The above clip is a snap shot of the dawn swarming process, which can last for up to and beyond an hour, this is were lots of bats fly around the entrances to their roosts (swarm) before entering the roost for the day. There are two types of swarming the dawn as above and autumn swarming which is quite different.

Autumn swarming is a prolonged process happening over several hours and late into the night, involving far fewer bats. It occurs at hibernation sites, and several thoeries have been suggested as to why bats do this.

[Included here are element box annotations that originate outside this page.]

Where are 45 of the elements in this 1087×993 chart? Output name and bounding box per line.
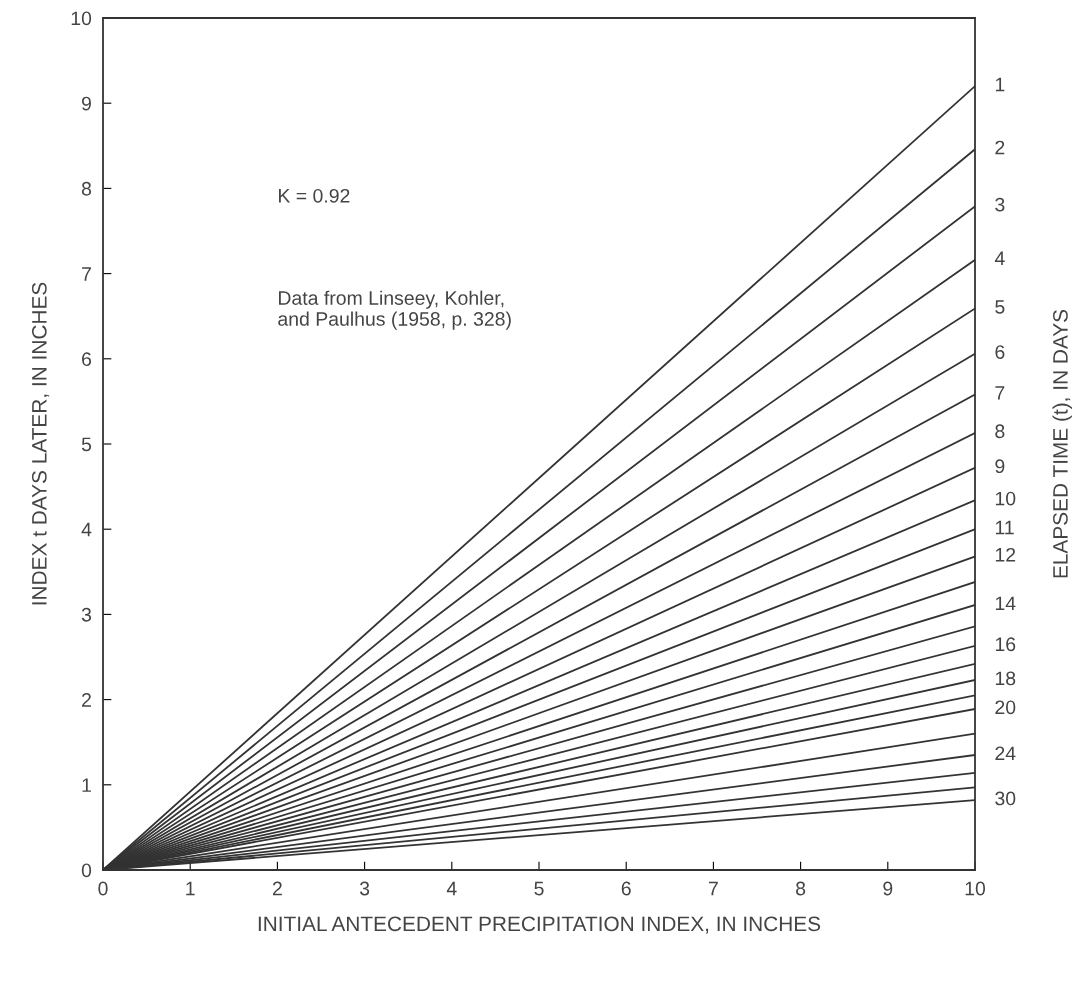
x-tick-label: 7 — [708, 881, 718, 896]
y-tick-label: 3 — [81, 607, 92, 622]
y-tick-label: 1 — [82, 778, 91, 792]
series-label: 3 — [995, 197, 1005, 212]
x-tick-label: 4 — [446, 881, 457, 896]
y2-axis-title: ELAPSED TIME (t), IN DAYS — [1052, 309, 1072, 578]
series-label: 18 — [995, 671, 1016, 686]
x-tick-label: 8 — [796, 881, 806, 896]
series-label: 5 — [995, 300, 1005, 314]
series-label: 30 — [995, 791, 1016, 806]
x-tick-label: 3 — [359, 881, 370, 896]
series-label: 1 — [995, 77, 1005, 92]
series-label: 7 — [995, 386, 1005, 400]
annotation: K = 0.92 — [279, 188, 350, 203]
series-label: 8 — [995, 424, 1005, 439]
y-tick-label: 8 — [81, 181, 92, 196]
series-label: 12 — [995, 547, 1016, 562]
series-label: 6 — [995, 345, 1005, 359]
y-tick-label: 5 — [81, 437, 92, 452]
x-tick-label: 9 — [883, 881, 893, 896]
series-label: 2 — [995, 140, 1005, 155]
y-tick-label: 9 — [81, 96, 91, 111]
x-tick-label: 2 — [272, 881, 282, 896]
annotation: Data from Linseey, Kohler, and Paulhus (1958, p. 328) — [278, 290, 511, 330]
y-tick-label: 4 — [81, 522, 92, 537]
x-tick-label: 0 — [98, 881, 108, 896]
x-tick-label: 10 — [965, 881, 986, 896]
x-tick-label: 5 — [534, 881, 544, 896]
series-label: 14 — [995, 596, 1016, 611]
y-tick-label: 6 — [82, 352, 92, 367]
series-label: 9 — [995, 459, 1005, 474]
y-tick-label: 0 — [81, 863, 92, 878]
y-tick-label: 7 — [82, 267, 91, 281]
x-axis-title: INITIAL ANTECEDENT PRECIPITATION INDEX, IN INCHES — [258, 916, 821, 934]
y-axis-title: INDEX t DAYS LATER, IN INCHES — [31, 282, 50, 605]
x-tick-label: 1 — [186, 881, 195, 896]
y-tick-label: 2 — [82, 693, 91, 707]
series-label: 16 — [995, 637, 1016, 652]
y-tick-label: 10 — [71, 11, 92, 26]
x-tick-label: 6 — [621, 881, 631, 896]
series-label: 24 — [995, 746, 1016, 761]
series-label: 10 — [995, 491, 1016, 506]
series-label: 4 — [994, 251, 1005, 265]
series-label: 20 — [995, 700, 1016, 715]
series-label: 11 — [995, 520, 1014, 535]
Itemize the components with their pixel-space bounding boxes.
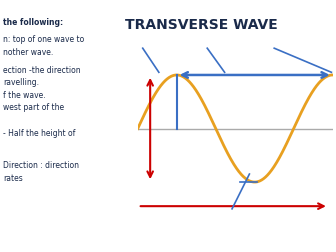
Text: rates: rates bbox=[3, 174, 23, 183]
Text: the following:: the following: bbox=[3, 18, 64, 27]
Text: n: top of one wave to: n: top of one wave to bbox=[3, 35, 85, 44]
Text: ection -the direction: ection -the direction bbox=[3, 66, 81, 75]
Text: - Half the height of: - Half the height of bbox=[3, 129, 76, 138]
Text: west part of the: west part of the bbox=[3, 103, 65, 112]
Text: TRANSVERSE WAVE: TRANSVERSE WAVE bbox=[125, 18, 278, 32]
Text: ravelling.: ravelling. bbox=[3, 78, 39, 87]
Text: f the wave.: f the wave. bbox=[3, 91, 46, 100]
Text: nother wave.: nother wave. bbox=[3, 48, 54, 57]
Text: Direction : direction: Direction : direction bbox=[3, 161, 79, 170]
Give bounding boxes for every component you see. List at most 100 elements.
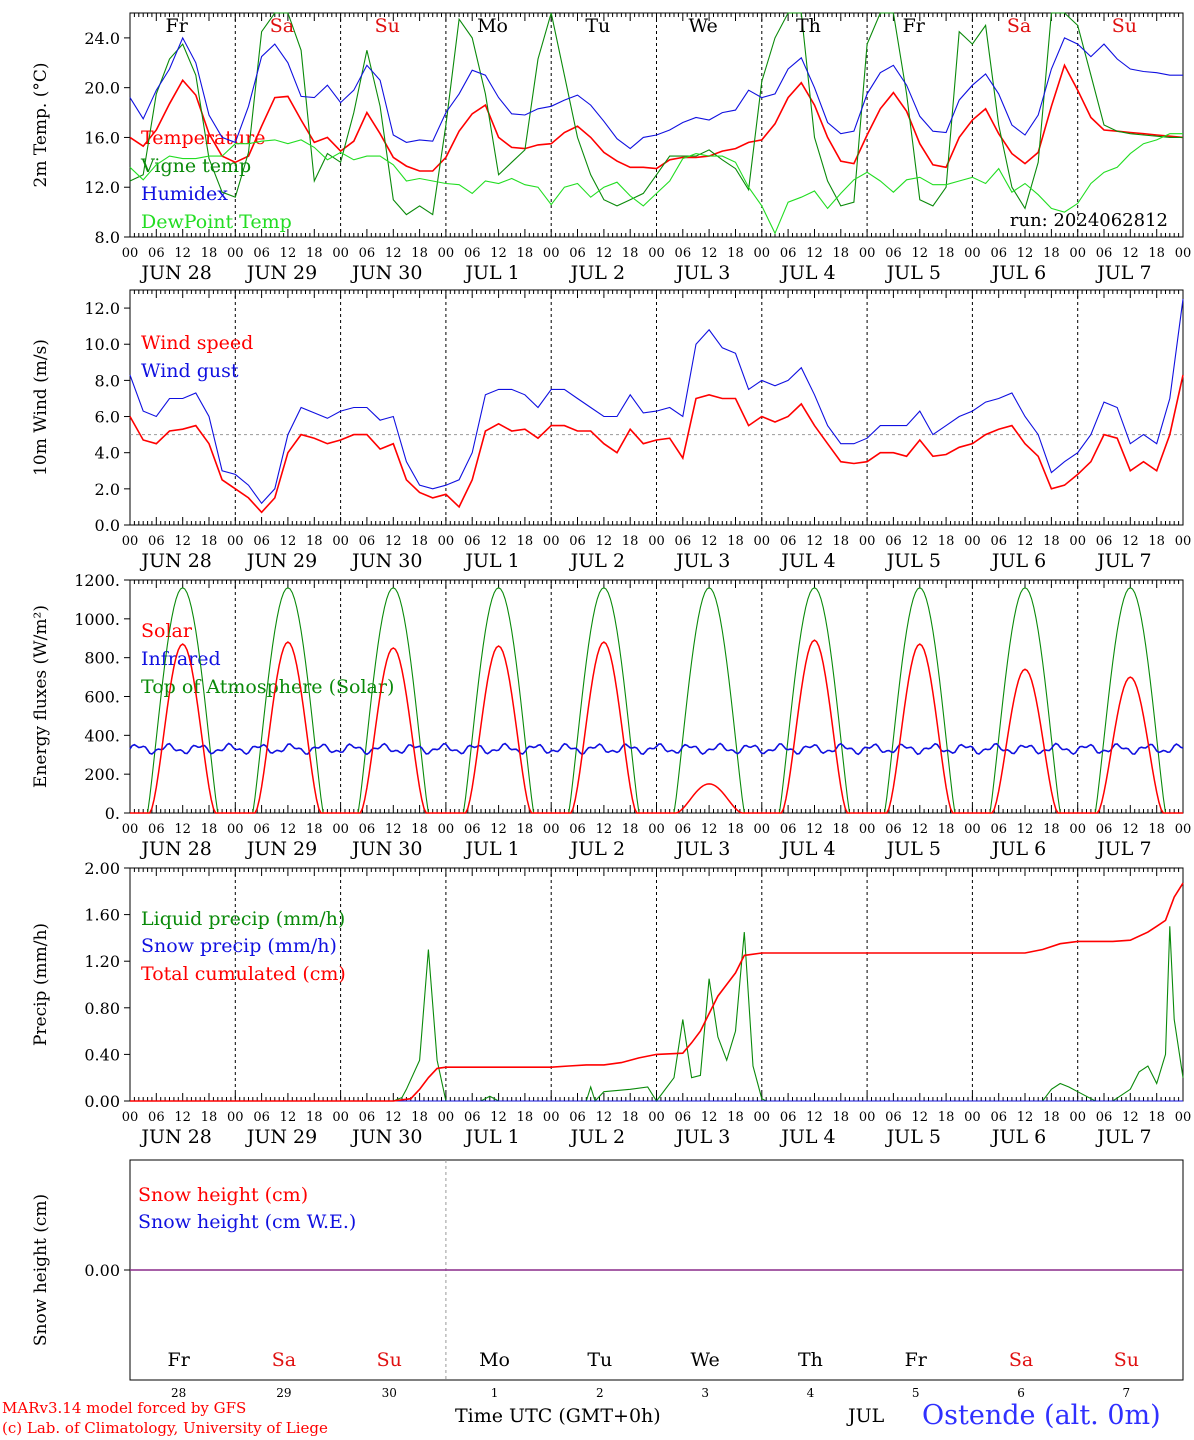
day-label: JUL 3	[674, 1126, 730, 1148]
y-axis-label: Energy fluxes (W/m²)	[31, 605, 51, 788]
y-tick-label: 8.0	[95, 228, 120, 247]
day-number-label: 6	[1017, 1386, 1025, 1400]
hour-tick-label: 06	[675, 1110, 692, 1125]
y-tick-label: 6.0	[95, 408, 120, 427]
hour-tick-label: 00	[543, 822, 560, 837]
hour-tick-label: 00	[543, 534, 560, 549]
weekday-label-top: Su	[1112, 15, 1137, 37]
legend-entry: DewPoint Temp	[141, 211, 292, 233]
hour-tick-label: 00	[122, 1110, 139, 1125]
y-tick-label: 4.0	[95, 444, 120, 463]
hour-tick-label: 00	[1069, 822, 1086, 837]
hour-tick-label: 18	[306, 1110, 323, 1125]
credit-line-1: MARv3.14 model forced by GFS	[2, 1399, 247, 1417]
hour-tick-label: 06	[990, 1110, 1007, 1125]
series-infrared	[129, 742, 1184, 756]
hour-tick-label: 06	[780, 534, 797, 549]
hour-tick-label: 12	[174, 822, 191, 837]
legend-entry: Humidex	[141, 183, 228, 205]
y-tick-label: 10.0	[84, 335, 120, 354]
hour-tick-label: 12	[385, 822, 402, 837]
day-label: JUL 7	[1095, 838, 1151, 860]
day-label: JUL 2	[569, 550, 625, 572]
hour-tick-label: 12	[385, 534, 402, 549]
hour-tick-label: 00	[438, 246, 455, 261]
day-label: JUL 3	[674, 838, 730, 860]
hour-tick-label: 00	[227, 534, 244, 549]
hour-tick-label: 06	[253, 822, 270, 837]
day-label: JUL 2	[569, 1126, 625, 1148]
hour-tick-label: 18	[727, 822, 744, 837]
day-label: JUL 4	[779, 838, 835, 860]
hour-tick-label: 12	[1017, 1110, 1034, 1125]
hour-tick-label: 18	[411, 1110, 428, 1125]
hour-tick-label: 18	[622, 822, 639, 837]
weekday-label-bottom: Su	[1114, 1349, 1139, 1371]
day-number-label: 30	[382, 1386, 397, 1400]
hour-tick-label: 00	[1069, 534, 1086, 549]
weekday-label-top: Sa	[270, 15, 294, 37]
hour-tick-label: 12	[280, 246, 297, 261]
day-label: JUN 29	[245, 1126, 317, 1148]
legend-entry: Snow precip (mm/h)	[141, 935, 337, 957]
hour-ticks	[129, 868, 1184, 1101]
series-solar	[130, 639, 1183, 814]
hour-tick-label: 06	[464, 246, 481, 261]
weekday-label-bottom: Tu	[587, 1349, 612, 1371]
hour-tick-label: 00	[1175, 822, 1192, 837]
weekday-label-top: We	[689, 15, 718, 37]
day-number-label: 4	[807, 1386, 815, 1400]
hour-tick-label: 00	[332, 246, 349, 261]
day-number-label: 28	[171, 1386, 186, 1400]
day-number-label: 1	[491, 1386, 499, 1400]
hour-tick-label: 12	[174, 1110, 191, 1125]
y-tick-label: 8.0	[95, 371, 120, 390]
y-tick-label: 2.00	[84, 859, 120, 878]
day-number-label: 5	[912, 1386, 920, 1400]
hour-tick-label: 18	[622, 534, 639, 549]
hour-tick-label: 18	[622, 1110, 639, 1125]
hour-tick-label: 12	[280, 822, 297, 837]
y-axis-label: Precip (mm/h)	[31, 923, 51, 1046]
hour-tick-label: 00	[859, 822, 876, 837]
y-tick-label: 1200.	[74, 571, 120, 590]
hour-tick-label: 00	[1069, 246, 1086, 261]
y-tick-label: 12.0	[84, 178, 120, 197]
hour-tick-label: 06	[569, 534, 586, 549]
hour-tick-label: 18	[1148, 246, 1165, 261]
day-label: JUL 1	[463, 838, 519, 860]
hour-tick-label: 00	[964, 246, 981, 261]
legend-entry: Wind gust	[141, 360, 239, 382]
panel-frame-temp	[129, 12, 1184, 238]
hour-tick-label: 00	[648, 1110, 665, 1125]
y-axis-label: Snow height (cm)	[31, 1194, 51, 1346]
hour-tick-label: 18	[1148, 534, 1165, 549]
hour-tick-label: 00	[859, 246, 876, 261]
hour-tick-label: 18	[306, 534, 323, 549]
y-tick-label: 0.	[105, 804, 120, 823]
hour-tick-label: 00	[754, 534, 771, 549]
hour-tick-label: 06	[990, 534, 1007, 549]
run-annotation: run: 2024062812	[1010, 210, 1168, 231]
day-label: JUN 30	[350, 550, 422, 572]
day-label: JUN 28	[139, 550, 211, 572]
legend-entry: Vigne temp	[140, 155, 251, 177]
hour-tick-label: 00	[227, 822, 244, 837]
hour-tick-label: 18	[517, 534, 534, 549]
hour-tick-label: 06	[569, 822, 586, 837]
hour-tick-label: 06	[885, 534, 902, 549]
hour-tick-label: 12	[596, 246, 613, 261]
hour-tick-label: 00	[438, 1110, 455, 1125]
hour-tick-label: 12	[1122, 246, 1139, 261]
hour-tick-label: 18	[411, 822, 428, 837]
hour-tick-label: 00	[332, 822, 349, 837]
y-tick-label: 20.0	[84, 79, 120, 98]
weekday-label-top: Th	[796, 15, 821, 37]
hour-ticks	[129, 290, 1184, 525]
legend-entry: Infrared	[141, 648, 221, 670]
hour-tick-label: 06	[780, 1110, 797, 1125]
weekday-label-top: Fr	[166, 15, 189, 37]
day-label: JUL 6	[990, 838, 1046, 860]
hour-tick-label: 00	[964, 822, 981, 837]
hour-tick-label: 00	[648, 534, 665, 549]
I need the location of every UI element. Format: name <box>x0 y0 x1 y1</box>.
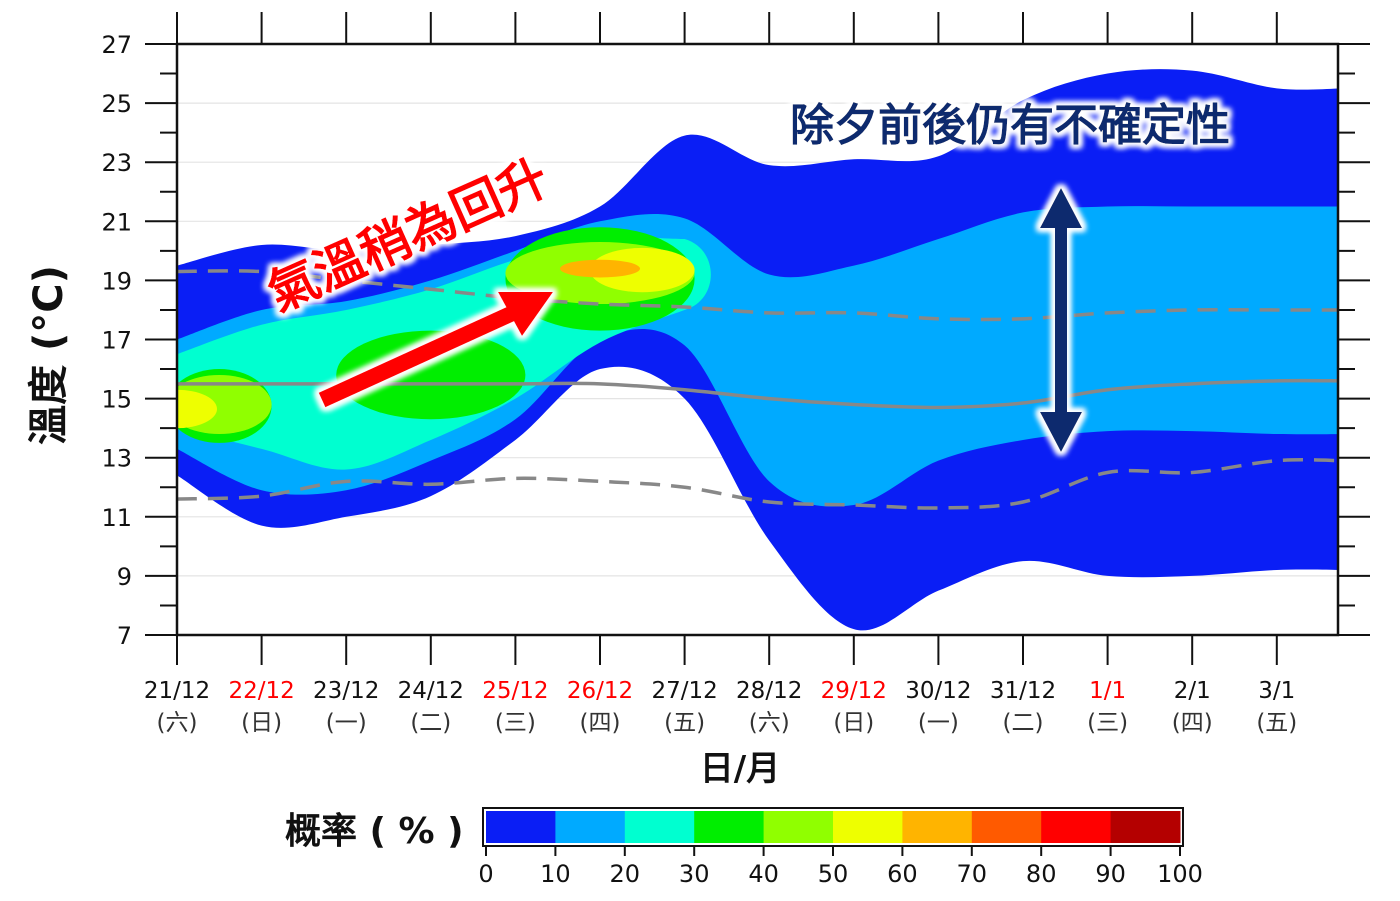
probability-core-60-70 <box>560 259 640 278</box>
x-date-label: 31/12 <box>990 678 1056 704</box>
x-weekday-label: (二) <box>1003 710 1044 736</box>
y-tick-label: 27 <box>101 31 132 59</box>
x-weekday-label: (二) <box>410 710 451 736</box>
x-weekday-label: (日) <box>241 710 282 736</box>
x-date-label: 2/1 <box>1174 678 1211 704</box>
red-arrow-icon <box>318 292 553 408</box>
annotation-uncertainty-text: 除夕前後仍有不確定性 <box>790 100 1230 151</box>
colorbar-swatch <box>555 811 626 843</box>
colorbar: 概率 ( % ) 0 10 20 30 40 50 60 70 80 90 100 <box>285 807 1203 888</box>
x-date-label: 29/12 <box>821 678 887 704</box>
colorbar-swatch <box>1110 811 1181 843</box>
upper-dashed-line <box>177 269 1338 322</box>
annotation-uncertainty: 除夕前後仍有不確定性 <box>790 100 1230 452</box>
colorbar-swatch <box>902 811 973 843</box>
x-weekday-label: (五) <box>1256 710 1297 736</box>
y-tick-label: 21 <box>101 208 132 236</box>
x-date-label: 24/12 <box>398 678 464 704</box>
lower-dashed-line <box>177 458 1338 510</box>
x-weekday-label: (六) <box>749 710 790 736</box>
colorbar-tick-label: 50 <box>818 860 849 888</box>
colorbar-tick-label: 10 <box>540 860 571 888</box>
x-weekday-label: (三) <box>495 710 536 736</box>
colorbar-swatch <box>971 811 1042 843</box>
colorbar-swatch <box>486 811 556 843</box>
x-weekday-label: (一) <box>918 710 959 736</box>
probability-core-30-40 <box>336 330 526 420</box>
colorbar-swatch <box>833 811 903 843</box>
x-weekday-label: (六) <box>157 710 198 736</box>
y-tick-label: 9 <box>117 563 132 591</box>
x-date-label: 28/12 <box>736 678 802 704</box>
colorbar-tick-label: 70 <box>957 860 988 888</box>
y-tick-label: 7 <box>117 622 132 650</box>
colorbar-swatch <box>763 811 834 843</box>
x-date-label: 1/1 <box>1089 678 1126 704</box>
axes: 7 9 11 13 15 17 19 21 23 25 27 21/12 (六) 22/12 (日) 23/1… <box>101 12 1370 736</box>
x-date-label: 3/1 <box>1258 678 1295 704</box>
colorbar-tick-label: 0 <box>478 860 493 888</box>
x-date-label: 23/12 <box>313 678 379 704</box>
y-tick-label: 11 <box>101 504 132 532</box>
probability-core-50-60 <box>177 389 217 429</box>
probability-core-50-60 <box>590 247 695 293</box>
colorbar-tick-label: 90 <box>1095 860 1126 888</box>
x-weekday-label: (一) <box>326 710 367 736</box>
colorbar-tick-label: 40 <box>748 860 779 888</box>
y-tick-label: 19 <box>101 267 132 295</box>
x-weekday-label: (四) <box>1172 710 1213 736</box>
colorbar-tick-label: 20 <box>610 860 641 888</box>
double-arrow-icon <box>1040 188 1082 452</box>
colorbar-swatch <box>1041 811 1112 843</box>
colorbar-label: 概率 ( % ) <box>285 811 464 852</box>
x-date-label: 25/12 <box>482 678 548 704</box>
y-axis-label: 溫度 (°C) <box>26 265 72 445</box>
y-tick-label: 25 <box>101 90 132 118</box>
y-tick-label: 15 <box>101 386 132 414</box>
x-date-label: 26/12 <box>567 678 633 704</box>
colorbar-tick-label: 30 <box>679 860 710 888</box>
x-weekday-label: (三) <box>1087 710 1128 736</box>
x-date-label: 27/12 <box>651 678 717 704</box>
x-weekday-label: (五) <box>664 710 705 736</box>
colorbar-swatch <box>624 811 695 843</box>
colorbar-swatch <box>694 811 765 843</box>
colorbar-tick-label: 80 <box>1026 860 1057 888</box>
y-tick-label: 13 <box>101 445 132 473</box>
x-axis-label: 日/月 <box>700 749 780 789</box>
x-weekday-label: (四) <box>580 710 621 736</box>
probability-bands <box>177 69 1338 631</box>
x-date-label: 30/12 <box>905 678 971 704</box>
colorbar-tick-label: 60 <box>887 860 918 888</box>
x-date-label: 21/12 <box>144 678 210 704</box>
y-tick-label: 17 <box>101 327 132 355</box>
x-date-label: 22/12 <box>228 678 294 704</box>
y-tick-label: 23 <box>101 149 132 177</box>
x-weekday-label: (日) <box>833 710 874 736</box>
colorbar-tick-label: 100 <box>1157 860 1203 888</box>
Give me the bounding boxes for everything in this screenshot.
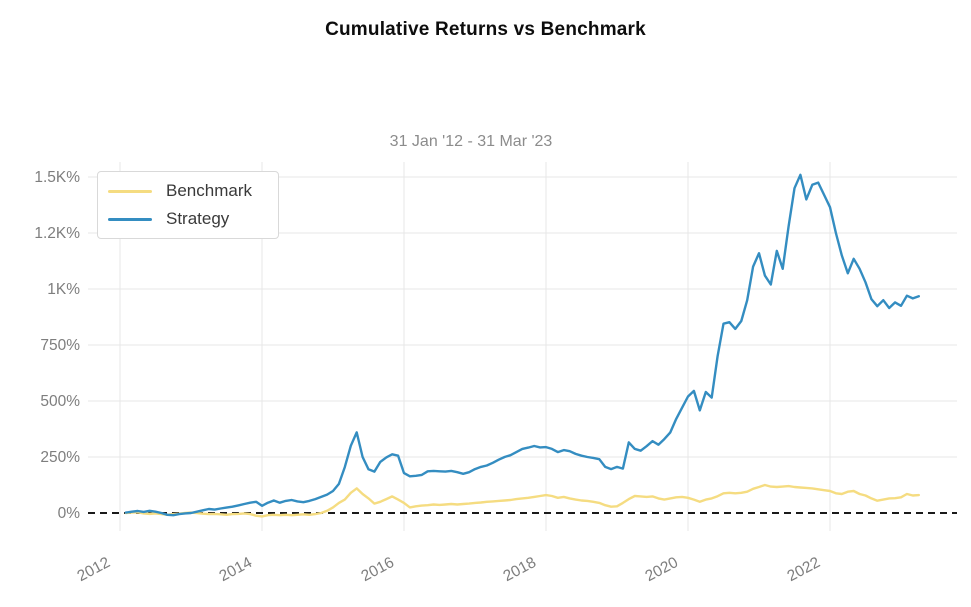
y-tick-label: 1K% bbox=[47, 281, 80, 298]
y-tick-label: 500% bbox=[40, 393, 80, 410]
legend-label-strategy: Strategy bbox=[166, 209, 230, 228]
benchmark-line-swatch bbox=[108, 189, 152, 193]
benchmark-line bbox=[124, 483, 920, 518]
legend-item-benchmark[interactable]: Benchmark bbox=[108, 181, 266, 201]
date-range-subtitle: 31 Jan '12 - 31 Mar '23 bbox=[389, 133, 553, 150]
y-tick-label: 1.2K% bbox=[34, 225, 80, 242]
y-tick-label: 750% bbox=[40, 337, 80, 354]
strategy-line bbox=[124, 173, 920, 517]
y-tick-label: 0% bbox=[57, 505, 80, 522]
legend-label-benchmark: Benchmark bbox=[166, 181, 252, 200]
strategy-line-swatch bbox=[108, 217, 152, 221]
legend[interactable]: Benchmark Strategy bbox=[97, 171, 279, 239]
legend-item-strategy[interactable]: Strategy bbox=[108, 209, 266, 229]
y-tick-label: 250% bbox=[40, 449, 80, 466]
y-tick-label: 1.5K% bbox=[34, 169, 80, 186]
chart-title: Cumulative Returns vs Benchmark bbox=[325, 19, 646, 40]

One of these is that the mothers are showing that years young the hibernation sites, another is that its has something to do with mating ensuring that genetic diversity is maintained in a population. Most bat groups are now undertaking work at autumn swarming sites to learn more about this behaviour.


Third Hibernation Survey

On the weekend of the 11th February the group undertook their final hibernation check of the winter. As it turns out the totals for this February was a record count with 125 bats across all the sites. The two pictures above show two of the species which were found.

These were taken by myself (Martin O'Connor) the top one is a barbastelle Barbastellus barbastella one of 10 located in the largest of the hibernation sites, with the bottom one being a brown long eared bat Plecotus auritus.

 On the Sunday a rather cold looking BLEB was found in another site, see below:

You can see the frost on the bat above, does make you wonder if the bat has survived.

Monday, 6 February 2012

Hibernating Lesser

Myself and the better half went to Cheddar for the weekend, whilst wondering around the caves we came across this little fellow.

There were about 6 lesser horseshoes Rhinolophus hipposideros in the two caves we went into.There were almost certainly more bats in there but with the number of crevices and large chimneys in the roof of the cave we were lucky to see the ones we did.